Plant-microbe interactions
Ongoing work: We study the communities of microbial endophytes that occur within the leaves of trees in four ForestGEO plots in collaboration with researchers at the SmithsonianTropical Research Institute, Wilfred Laurier University, the University of Michigan, and UC Santa Cruz. These four forests comprise a Canadian boreal forest (Scotty Creek, Northwest Territories, Nicola Day and Jenn Baltzer), an eastern U.S. deciduous forest (University of Michigan 'Big Woods' plot, Tim James and Chris Dick), a mediterranean-climate forest in California (UC Santa Cruz, Greg Gilbert), and a tropical moist forest (Barro Colorado Island, Panama, Jordan Kueneman). Our goal is to relate the host use patterns of fungal and bacterial endophytes to differences in secondary chemistry among potential host plant species, as well as plant phylogeny and community diversity.
Chemical evolution
Ongoing work: We are exploring the comparative metabolomics and genomics of tree species from Panama. Our goal is to understand chemical evolution and its contribution to diversification in trees by testing basic predictions derived from the hypothesis that species-rich tree genera represent adaptive radiations, the diversification of which is driven by the evolution of defensive secondary metabolites. This work is led by University of Texas at Austin Stengl-Wyer Postdoctoral Fellow Dr. Guillaume Dury. PhD student Christian López is investigating the relationships between climate, geography, phylogeny, and secondary metabolites in ferns and lycophytes.
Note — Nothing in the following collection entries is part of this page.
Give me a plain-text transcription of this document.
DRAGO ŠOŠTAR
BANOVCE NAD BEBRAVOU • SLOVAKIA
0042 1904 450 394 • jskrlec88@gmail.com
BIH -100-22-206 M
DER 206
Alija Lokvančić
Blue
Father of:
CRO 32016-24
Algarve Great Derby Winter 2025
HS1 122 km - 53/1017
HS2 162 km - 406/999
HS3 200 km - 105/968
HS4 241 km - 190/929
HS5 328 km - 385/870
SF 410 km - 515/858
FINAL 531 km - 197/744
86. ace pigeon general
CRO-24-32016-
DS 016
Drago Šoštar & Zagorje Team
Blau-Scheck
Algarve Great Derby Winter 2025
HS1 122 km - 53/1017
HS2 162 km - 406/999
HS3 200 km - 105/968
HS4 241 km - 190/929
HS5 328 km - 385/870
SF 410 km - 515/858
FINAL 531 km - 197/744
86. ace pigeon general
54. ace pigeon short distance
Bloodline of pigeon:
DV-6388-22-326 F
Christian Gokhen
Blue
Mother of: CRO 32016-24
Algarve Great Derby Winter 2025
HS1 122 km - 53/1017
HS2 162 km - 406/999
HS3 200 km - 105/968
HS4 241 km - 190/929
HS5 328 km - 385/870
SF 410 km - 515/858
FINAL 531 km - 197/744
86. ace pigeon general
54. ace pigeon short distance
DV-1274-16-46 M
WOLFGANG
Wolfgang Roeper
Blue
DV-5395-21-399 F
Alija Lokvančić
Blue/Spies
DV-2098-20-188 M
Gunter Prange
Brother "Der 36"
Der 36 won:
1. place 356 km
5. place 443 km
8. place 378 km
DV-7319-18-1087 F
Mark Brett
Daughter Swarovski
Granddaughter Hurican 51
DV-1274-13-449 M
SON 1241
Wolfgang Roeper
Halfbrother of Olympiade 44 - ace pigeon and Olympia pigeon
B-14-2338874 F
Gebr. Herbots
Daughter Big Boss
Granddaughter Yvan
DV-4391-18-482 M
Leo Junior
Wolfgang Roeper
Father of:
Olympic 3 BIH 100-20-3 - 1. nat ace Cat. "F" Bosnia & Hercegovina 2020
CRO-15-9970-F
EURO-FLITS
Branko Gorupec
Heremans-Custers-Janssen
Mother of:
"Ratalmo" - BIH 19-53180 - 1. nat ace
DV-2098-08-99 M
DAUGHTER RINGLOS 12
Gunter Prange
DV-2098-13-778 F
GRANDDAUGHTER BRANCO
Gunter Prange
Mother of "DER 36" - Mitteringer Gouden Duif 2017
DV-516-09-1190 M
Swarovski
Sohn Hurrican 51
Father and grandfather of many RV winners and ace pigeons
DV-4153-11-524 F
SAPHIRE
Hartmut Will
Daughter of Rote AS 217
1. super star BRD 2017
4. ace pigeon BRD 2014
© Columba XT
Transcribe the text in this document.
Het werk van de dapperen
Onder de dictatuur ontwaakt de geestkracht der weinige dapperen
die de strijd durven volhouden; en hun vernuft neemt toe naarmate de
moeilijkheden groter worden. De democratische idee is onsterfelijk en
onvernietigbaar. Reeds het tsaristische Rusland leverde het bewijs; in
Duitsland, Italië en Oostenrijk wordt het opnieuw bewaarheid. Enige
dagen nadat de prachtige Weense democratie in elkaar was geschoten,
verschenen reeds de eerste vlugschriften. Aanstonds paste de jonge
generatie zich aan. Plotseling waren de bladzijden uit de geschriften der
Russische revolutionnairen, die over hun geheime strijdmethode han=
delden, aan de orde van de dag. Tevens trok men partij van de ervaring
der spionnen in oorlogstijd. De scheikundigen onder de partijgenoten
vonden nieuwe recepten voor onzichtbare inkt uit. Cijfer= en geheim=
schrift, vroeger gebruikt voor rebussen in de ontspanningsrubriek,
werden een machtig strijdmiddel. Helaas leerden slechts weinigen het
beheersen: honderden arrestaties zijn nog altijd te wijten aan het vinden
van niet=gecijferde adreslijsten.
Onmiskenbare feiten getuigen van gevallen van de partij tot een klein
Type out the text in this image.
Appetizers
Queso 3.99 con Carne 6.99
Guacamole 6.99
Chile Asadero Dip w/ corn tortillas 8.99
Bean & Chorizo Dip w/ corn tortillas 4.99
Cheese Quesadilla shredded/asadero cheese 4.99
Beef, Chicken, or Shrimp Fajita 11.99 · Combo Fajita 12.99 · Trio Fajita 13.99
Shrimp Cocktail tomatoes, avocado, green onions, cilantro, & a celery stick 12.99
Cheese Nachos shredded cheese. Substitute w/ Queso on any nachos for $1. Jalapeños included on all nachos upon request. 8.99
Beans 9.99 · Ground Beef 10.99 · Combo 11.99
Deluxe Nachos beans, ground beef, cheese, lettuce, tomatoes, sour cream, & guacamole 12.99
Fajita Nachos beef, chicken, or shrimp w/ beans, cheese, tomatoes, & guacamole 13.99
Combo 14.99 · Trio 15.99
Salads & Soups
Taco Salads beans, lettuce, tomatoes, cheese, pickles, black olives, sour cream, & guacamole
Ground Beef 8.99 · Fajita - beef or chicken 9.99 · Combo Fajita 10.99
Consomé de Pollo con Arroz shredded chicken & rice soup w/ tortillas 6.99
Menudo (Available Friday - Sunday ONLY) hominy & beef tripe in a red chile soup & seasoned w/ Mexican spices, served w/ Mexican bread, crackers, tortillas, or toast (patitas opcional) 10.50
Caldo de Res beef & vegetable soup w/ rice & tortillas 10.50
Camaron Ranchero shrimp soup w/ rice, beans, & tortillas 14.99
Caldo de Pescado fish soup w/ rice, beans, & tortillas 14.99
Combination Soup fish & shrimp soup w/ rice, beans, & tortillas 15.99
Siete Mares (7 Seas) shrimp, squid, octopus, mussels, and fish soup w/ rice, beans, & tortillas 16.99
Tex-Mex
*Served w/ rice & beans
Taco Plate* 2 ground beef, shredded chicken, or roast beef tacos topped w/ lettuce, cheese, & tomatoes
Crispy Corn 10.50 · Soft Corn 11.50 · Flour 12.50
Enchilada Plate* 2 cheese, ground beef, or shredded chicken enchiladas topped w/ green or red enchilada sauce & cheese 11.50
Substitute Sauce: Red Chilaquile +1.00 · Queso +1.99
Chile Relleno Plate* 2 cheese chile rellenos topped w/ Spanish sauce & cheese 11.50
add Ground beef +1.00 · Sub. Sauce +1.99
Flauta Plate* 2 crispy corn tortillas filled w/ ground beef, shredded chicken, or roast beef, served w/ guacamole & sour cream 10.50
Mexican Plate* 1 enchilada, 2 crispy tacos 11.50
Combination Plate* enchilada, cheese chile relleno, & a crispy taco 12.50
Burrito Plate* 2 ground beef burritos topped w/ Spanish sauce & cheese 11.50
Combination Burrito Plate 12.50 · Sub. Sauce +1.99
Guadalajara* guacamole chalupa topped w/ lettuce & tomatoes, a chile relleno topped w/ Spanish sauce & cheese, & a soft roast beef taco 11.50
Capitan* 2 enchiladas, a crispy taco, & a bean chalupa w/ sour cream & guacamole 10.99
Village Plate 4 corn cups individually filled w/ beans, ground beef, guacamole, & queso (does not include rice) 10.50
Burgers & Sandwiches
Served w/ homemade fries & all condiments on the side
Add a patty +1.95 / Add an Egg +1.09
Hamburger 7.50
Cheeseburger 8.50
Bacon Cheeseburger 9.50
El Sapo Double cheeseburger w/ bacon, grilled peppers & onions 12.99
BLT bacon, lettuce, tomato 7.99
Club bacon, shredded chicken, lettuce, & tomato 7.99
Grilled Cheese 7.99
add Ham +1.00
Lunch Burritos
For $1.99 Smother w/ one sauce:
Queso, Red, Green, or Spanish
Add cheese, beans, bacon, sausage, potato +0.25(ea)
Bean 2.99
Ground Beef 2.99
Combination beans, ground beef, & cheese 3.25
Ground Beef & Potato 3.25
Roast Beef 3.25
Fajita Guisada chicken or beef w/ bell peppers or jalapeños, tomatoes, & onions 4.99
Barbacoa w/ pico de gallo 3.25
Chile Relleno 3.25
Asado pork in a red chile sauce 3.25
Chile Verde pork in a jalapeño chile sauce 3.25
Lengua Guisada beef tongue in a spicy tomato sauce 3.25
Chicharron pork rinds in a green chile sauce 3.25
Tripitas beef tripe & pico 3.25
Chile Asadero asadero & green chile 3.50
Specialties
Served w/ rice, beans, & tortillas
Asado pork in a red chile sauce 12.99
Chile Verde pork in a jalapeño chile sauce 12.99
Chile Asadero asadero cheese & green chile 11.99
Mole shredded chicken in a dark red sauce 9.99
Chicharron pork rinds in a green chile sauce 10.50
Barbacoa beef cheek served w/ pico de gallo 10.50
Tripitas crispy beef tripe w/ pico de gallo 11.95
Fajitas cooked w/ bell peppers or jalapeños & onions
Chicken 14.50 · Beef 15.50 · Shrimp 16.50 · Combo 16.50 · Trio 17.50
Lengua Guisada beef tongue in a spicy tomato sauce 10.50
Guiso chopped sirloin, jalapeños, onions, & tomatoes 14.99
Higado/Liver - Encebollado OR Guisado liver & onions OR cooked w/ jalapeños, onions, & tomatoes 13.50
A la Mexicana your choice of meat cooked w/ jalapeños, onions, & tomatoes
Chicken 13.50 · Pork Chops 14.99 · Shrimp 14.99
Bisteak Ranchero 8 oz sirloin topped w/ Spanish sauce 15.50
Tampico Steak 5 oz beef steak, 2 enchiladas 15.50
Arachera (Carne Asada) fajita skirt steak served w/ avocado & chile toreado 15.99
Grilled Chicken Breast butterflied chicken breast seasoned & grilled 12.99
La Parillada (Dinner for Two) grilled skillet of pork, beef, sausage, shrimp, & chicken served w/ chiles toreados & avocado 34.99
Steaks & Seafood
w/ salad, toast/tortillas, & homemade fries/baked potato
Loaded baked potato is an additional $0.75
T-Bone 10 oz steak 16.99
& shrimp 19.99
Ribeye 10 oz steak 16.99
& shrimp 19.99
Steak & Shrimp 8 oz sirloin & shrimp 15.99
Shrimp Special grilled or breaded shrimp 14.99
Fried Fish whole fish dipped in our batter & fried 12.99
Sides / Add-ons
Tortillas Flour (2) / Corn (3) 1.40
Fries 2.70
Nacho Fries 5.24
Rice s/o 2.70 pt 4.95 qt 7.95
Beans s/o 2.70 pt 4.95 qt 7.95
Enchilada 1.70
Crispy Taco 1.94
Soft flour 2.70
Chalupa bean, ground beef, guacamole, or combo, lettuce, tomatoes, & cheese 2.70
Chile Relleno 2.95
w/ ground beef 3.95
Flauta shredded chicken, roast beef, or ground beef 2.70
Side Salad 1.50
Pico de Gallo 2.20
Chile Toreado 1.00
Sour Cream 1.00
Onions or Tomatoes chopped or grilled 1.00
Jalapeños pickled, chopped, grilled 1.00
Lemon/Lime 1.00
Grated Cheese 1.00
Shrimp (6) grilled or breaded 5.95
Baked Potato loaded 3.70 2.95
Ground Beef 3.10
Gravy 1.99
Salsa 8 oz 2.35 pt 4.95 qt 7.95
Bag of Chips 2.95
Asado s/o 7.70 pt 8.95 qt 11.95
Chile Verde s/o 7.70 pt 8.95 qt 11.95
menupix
Trait evolution and biogeography
The biogeographic history of taxa has the potential to greatly influence our understanding of evolutionary and even ecological processes often thought to occur at finer spatiotemporal scales. In a particularly striking example, we examined the community structure of the Psychotria of BCI, Panama in light of their geographic history, and found that nearly 50% of the variation in hydraulic traits and habitats was associated with the region of the Neotropics in which each species originated prior to dispersing to central Panama (Sedio et al. 2013). Furthermore, we developed phylogenetic models of climatic niche evolution for 253 species of Psychotria by measuring climatic data for over 20,000 georeferenced herbarium specimens from the Missouri Botanical Garden, most of which had been authoritatively identified by Rubiaceae specialist and collaborator Charlotte Taylor. Accounting for the geographic origins of branches in this larger Psychotria phylogeny substantially improves the fit of phylogenetic models of climatic niche evolution in the clade (Sedio et al. 2013). In combination, these results suggest that even very local-scale niche differences and their prevalence in the community may be strongly influenced by historical migration rather than in situ trait evolution. This conclusion therefore challenges the utility of the local community as a unit for understanding diversity by extending the mechanisms responsible for observed niche differences to biogeographic scales of time and space.